Although this is another subscription service, my favorite thing about Motivation is their current dedication to mental wellness during the pandemic. It’s the only app I came across that advertises a set of free categories for managing stress and anxiety during COVID. As self-compassion tends to wax and wane with stress levels, it’s especially relevant to work on during a time of global panic. Considering

Motivation is offering free resources in order to do just that, it’s a must consider when looking for self-compassion apps.

9. Reflectly

Reflectly has been voted the #1 journaling app, rewarding subscribers with personalized motivation for consistent or continual use. It’s also the world’s first intelligent journal app and mood tracker. Considered a mental health companion, it relies on artificial intelligence to help users record and organize their thoughts. It also implements practices found in positive psychology, mindfulness, and cognitive behavioral therapy. In order to counteract negative thought patterns and increase positivity, users are encouraged to keep daily mood journals and use a habit tracker.

Reflectly is available on ISO and Android platforms. The subscription-based app, which offers a free trial to new users, lists several benefits of use. Some of those benefits include stress relief, anxiety reduction, and depression reduction. It also stresses the importance of prioritizing self-love and self-care. Coincidentally, these are two fundamental concepts on one’s self-compassion journey. As the app seems to not only tie into but support all the same building blocks of self-compassion, it was an easy decision to include it on the list.

10. Shine

Shine is considered a meditation and self-compassion app and is focused on self-care and self-improvement. It offers over 800 meditations, put together and delivered by a very diverse demographic. Over 3 million users have used the self-compassion app to some extent. Users are not only to meditate but use multiple tools to create personalized self-care routines. Like most of the others I’ve reviewed, it’s free to download and use basic features, but contains in-app purchases and offers subscriptions.

Created by Naomi Hirabayshi and Marah Lidey, the self-compassion app enables users to engage in a three-part process: meditate, connect, and reflect. As two technology founders, they aimed to help those struggling not just heal, but grow during the healing process. Both former employees at dosomething.org, they also wanted to bring about social change in a way that was personal, yet poignant.

Naomi Hirabayshi and Marah Lidey, the founders of the self-compassion app, Shine, smile and pose together for a photograph.
Namoi Hirabayshi and Marah Lidey (creators of Shine) smile for a picture.

Shine is available for IOS and Android, and incorporates the best features of many apps reviewed above.
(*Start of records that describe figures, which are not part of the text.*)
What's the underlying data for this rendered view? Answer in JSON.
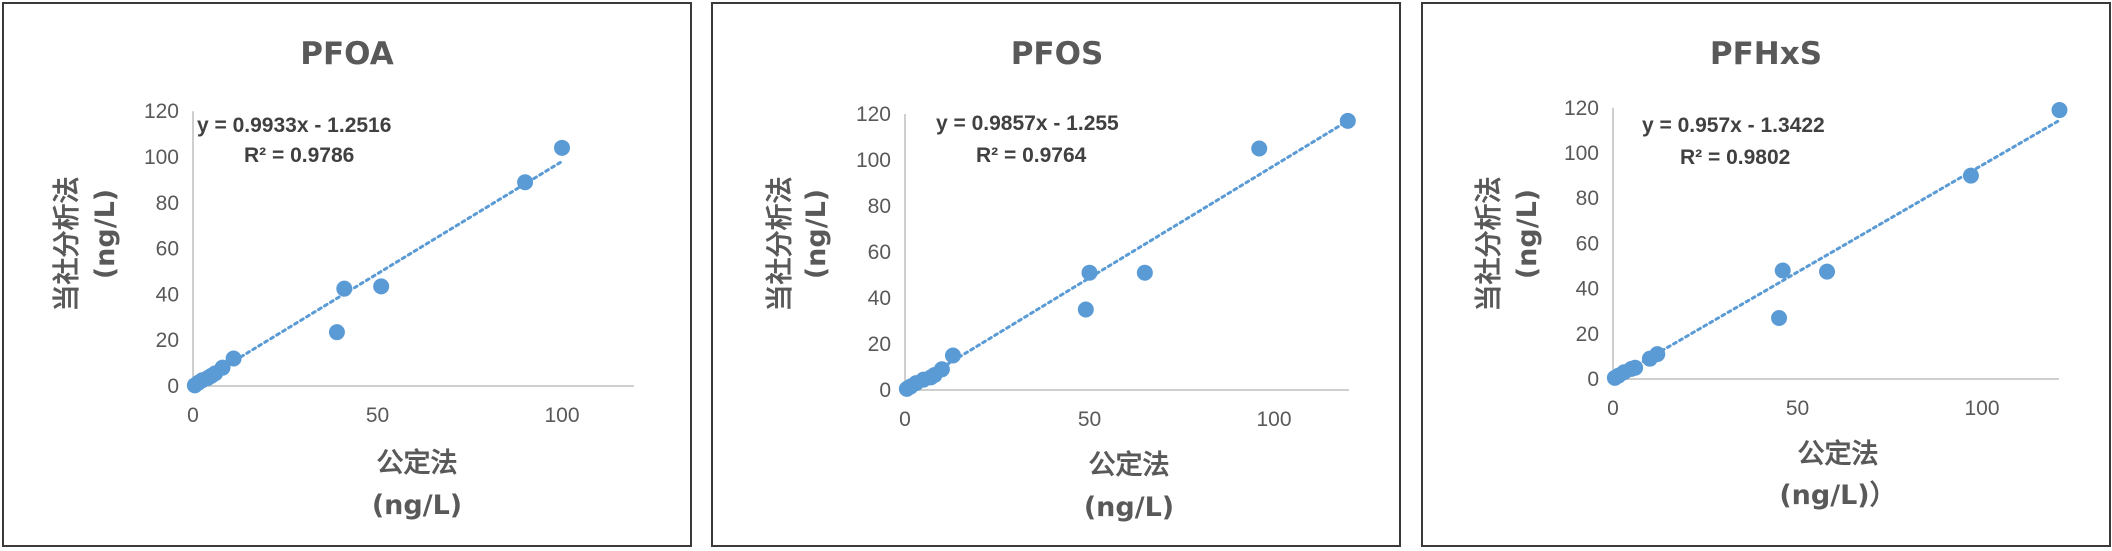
{
  "chart_data": [
    {
      "type": "scatter",
      "title": "PFOA",
      "xlabel": [
        "公定法",
        "(ng/L)"
      ],
      "ylabel": [
        "当社分析法",
        "(ng/L)"
      ],
      "xlim": [
        0,
        120
      ],
      "ylim": [
        0,
        120
      ],
      "xticks": [
        0,
        50,
        100
      ],
      "yticks": [
        0,
        20,
        40,
        60,
        80,
        100,
        120
      ],
      "points": [
        [
          0.5,
          0.3
        ],
        [
          1.5,
          1.5
        ],
        [
          2.5,
          2.5
        ],
        [
          4,
          3.5
        ],
        [
          5,
          4.5
        ],
        [
          6,
          5.5
        ],
        [
          8,
          8
        ],
        [
          11,
          12
        ],
        [
          39,
          23.5
        ],
        [
          41,
          42.5
        ],
        [
          51,
          43.5
        ],
        [
          90,
          89
        ],
        [
          100,
          104
        ]
      ],
      "trendline": {
        "slope": 0.9933,
        "intercept": -1.2516,
        "x_range": [
          0,
          100
        ]
      },
      "equation": "y = 0.9933x - 1.2516",
      "r2": "R² = 0.9786",
      "color": "#5b9bd5"
    },
    {
      "type": "scatter",
      "title": "PFOS",
      "xlabel": [
        "公定法",
        "(ng/L)"
      ],
      "ylabel": [
        "当社分析法",
        "(ng/L)"
      ],
      "xlim": [
        0,
        120
      ],
      "ylim": [
        0,
        120
      ],
      "xticks": [
        0,
        50,
        100
      ],
      "yticks": [
        0,
        20,
        40,
        60,
        80,
        100,
        120
      ],
      "points": [
        [
          0.5,
          0.5
        ],
        [
          1.5,
          1.5
        ],
        [
          3,
          3
        ],
        [
          5,
          4.5
        ],
        [
          7,
          5.5
        ],
        [
          8,
          6.5
        ],
        [
          10,
          9
        ],
        [
          13,
          15
        ],
        [
          49,
          35
        ],
        [
          50,
          51
        ],
        [
          65,
          51
        ],
        [
          96,
          105
        ],
        [
          120,
          117
        ]
      ],
      "trendline": {
        "slope": 0.9857,
        "intercept": -1.255,
        "x_range": [
          0,
          120
        ]
      },
      "equation": "y = 0.9857x - 1.255",
      "r2": "R² = 0.9764",
      "color": "#5b9bd5"
    },
    {
      "type": "scatter",
      "title": "PFHxS",
      "xlabel": [
        "公定法",
        "(ng/L)）"
      ],
      "ylabel": [
        "当社分析法",
        "(ng/L)"
      ],
      "xlim": [
        0,
        120
      ],
      "ylim": [
        0,
        120
      ],
      "xticks": [
        0,
        50,
        100
      ],
      "yticks": [
        0,
        20,
        40,
        60,
        80,
        100,
        120
      ],
      "points": [
        [
          0.5,
          0.5
        ],
        [
          1.5,
          1.5
        ],
        [
          3,
          3
        ],
        [
          5,
          4.5
        ],
        [
          6,
          5
        ],
        [
          10,
          9
        ],
        [
          12,
          11
        ],
        [
          45,
          27
        ],
        [
          46,
          48
        ],
        [
          58,
          47.5
        ],
        [
          97,
          90
        ],
        [
          121,
          119
        ]
      ],
      "trendline": {
        "slope": 0.957,
        "intercept": -1.3422,
        "x_range": [
          0,
          121
        ]
      },
      "equation": "y = 0.957x - 1.3422",
      "r2": "R² = 0.9802",
      "color": "#5b9bd5"
    }
  ]
}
It sends motivational messages to keep users inspired, has the option of audio messages, and also offers messages via daily texts. One of those messages, the Daily Shine, is a feature specific to the practice of daily, personalized meditation. Like the Breeze app, it also offers a daily mood tracker. Some topics available that align with self-compassion:

  • Burnout
  • Forgiveness
  • Self-love
  • Growth
  • Motivation

There you have it, my ten preferred self-compassion apps for improving the techniques and tools of self-compassion. Hopefully, you found an option to meet your current needs. If not, there are many more out there! No matter what you choose to use, make sure your mental wellness stays a top priority!